The rigid loves to tell everyone how fair he is, how his life is smooth, and he likes to believe that he has many friends who love him as he is. Those who suffer from injustice feed this wound by becoming too demanding of themselves.
It doesn’t respect its limits, and it imposes a lot of stress. He is unfair to himself because he criticizes himself, and has a hard time seeing his own positive qualities and the good things he does. He suffers when he sees only what has not been done, or only the mistake made. He makes himself suffer by having difficulty in indulging in what pleases him.
Transformation of masks and wound healing
There are more ways in which you can let go of the masks we adopted as children . if you want we can see them together
You will feel, experience and see that:
The wound of Rejection is on the mend when you take more and more of your place, when you dare to assert yourself. Also, if someone seems to forget that you exist, you can still be comfortable. There are far fewer situations in which you fear panicking.

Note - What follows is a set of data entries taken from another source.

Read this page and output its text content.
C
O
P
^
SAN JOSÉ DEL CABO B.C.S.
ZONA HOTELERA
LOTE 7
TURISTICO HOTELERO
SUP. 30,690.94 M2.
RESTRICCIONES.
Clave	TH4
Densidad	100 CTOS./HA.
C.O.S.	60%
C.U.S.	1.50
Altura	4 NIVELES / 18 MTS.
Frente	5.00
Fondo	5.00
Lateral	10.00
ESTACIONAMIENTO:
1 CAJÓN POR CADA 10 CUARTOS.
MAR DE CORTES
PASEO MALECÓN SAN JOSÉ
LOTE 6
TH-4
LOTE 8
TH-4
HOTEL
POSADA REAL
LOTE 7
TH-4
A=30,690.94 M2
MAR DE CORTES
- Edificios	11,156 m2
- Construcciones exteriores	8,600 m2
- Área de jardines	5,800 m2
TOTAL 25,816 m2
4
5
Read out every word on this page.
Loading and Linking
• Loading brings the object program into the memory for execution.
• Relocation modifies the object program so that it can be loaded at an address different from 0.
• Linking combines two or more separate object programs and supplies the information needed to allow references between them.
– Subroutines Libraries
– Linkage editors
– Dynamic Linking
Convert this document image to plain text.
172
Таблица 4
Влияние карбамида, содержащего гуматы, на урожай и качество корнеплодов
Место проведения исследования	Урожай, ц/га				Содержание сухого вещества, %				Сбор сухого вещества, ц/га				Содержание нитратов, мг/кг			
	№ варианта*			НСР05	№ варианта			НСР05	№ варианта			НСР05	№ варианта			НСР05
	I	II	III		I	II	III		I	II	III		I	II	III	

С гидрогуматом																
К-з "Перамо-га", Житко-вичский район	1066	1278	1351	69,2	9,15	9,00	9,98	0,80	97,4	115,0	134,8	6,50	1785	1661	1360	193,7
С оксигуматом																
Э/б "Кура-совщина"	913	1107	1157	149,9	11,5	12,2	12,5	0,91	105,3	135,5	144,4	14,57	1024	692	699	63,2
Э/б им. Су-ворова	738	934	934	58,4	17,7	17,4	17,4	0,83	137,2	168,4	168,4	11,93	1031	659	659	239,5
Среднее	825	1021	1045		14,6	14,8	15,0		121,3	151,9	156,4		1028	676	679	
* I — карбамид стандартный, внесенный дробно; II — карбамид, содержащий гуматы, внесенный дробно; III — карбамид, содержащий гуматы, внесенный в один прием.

The ABANDONMENT wound is on the mend when you feel good even on your own, and seek less attention from others. Life is less dramatic. You increasingly want to start new projects and you can continue even if others do not support you.
The HUMILIATION wound is on the mend when you take the time to check your needs before saying yes to others. You take on much less, you feel freer. Stop creating boundaries for yourself. You are also capable of asking questions without feeling disturbing, if not a pain in the ass
The betrayal wound is on the mend when you no longer experience so many emotions when someone or something disturbs your plans. You let go more easily. I specify that letting go of it means to stop clinging to the results, to stop wanting everything to happen according to our plans. You no longer try to find yourself in the center of attention. When you are very proud of yourself following your undertaking, you can be at ease even without the recognition of others.
The wound of INJUSTICE is on the mend when you allow yourself to be less of a perfectionist, to make mistakes without getting angry or having a sense of criticism. You allow yourself to show your sensitivity, to cry in front of others, without losing control and without fear of the judgment of others.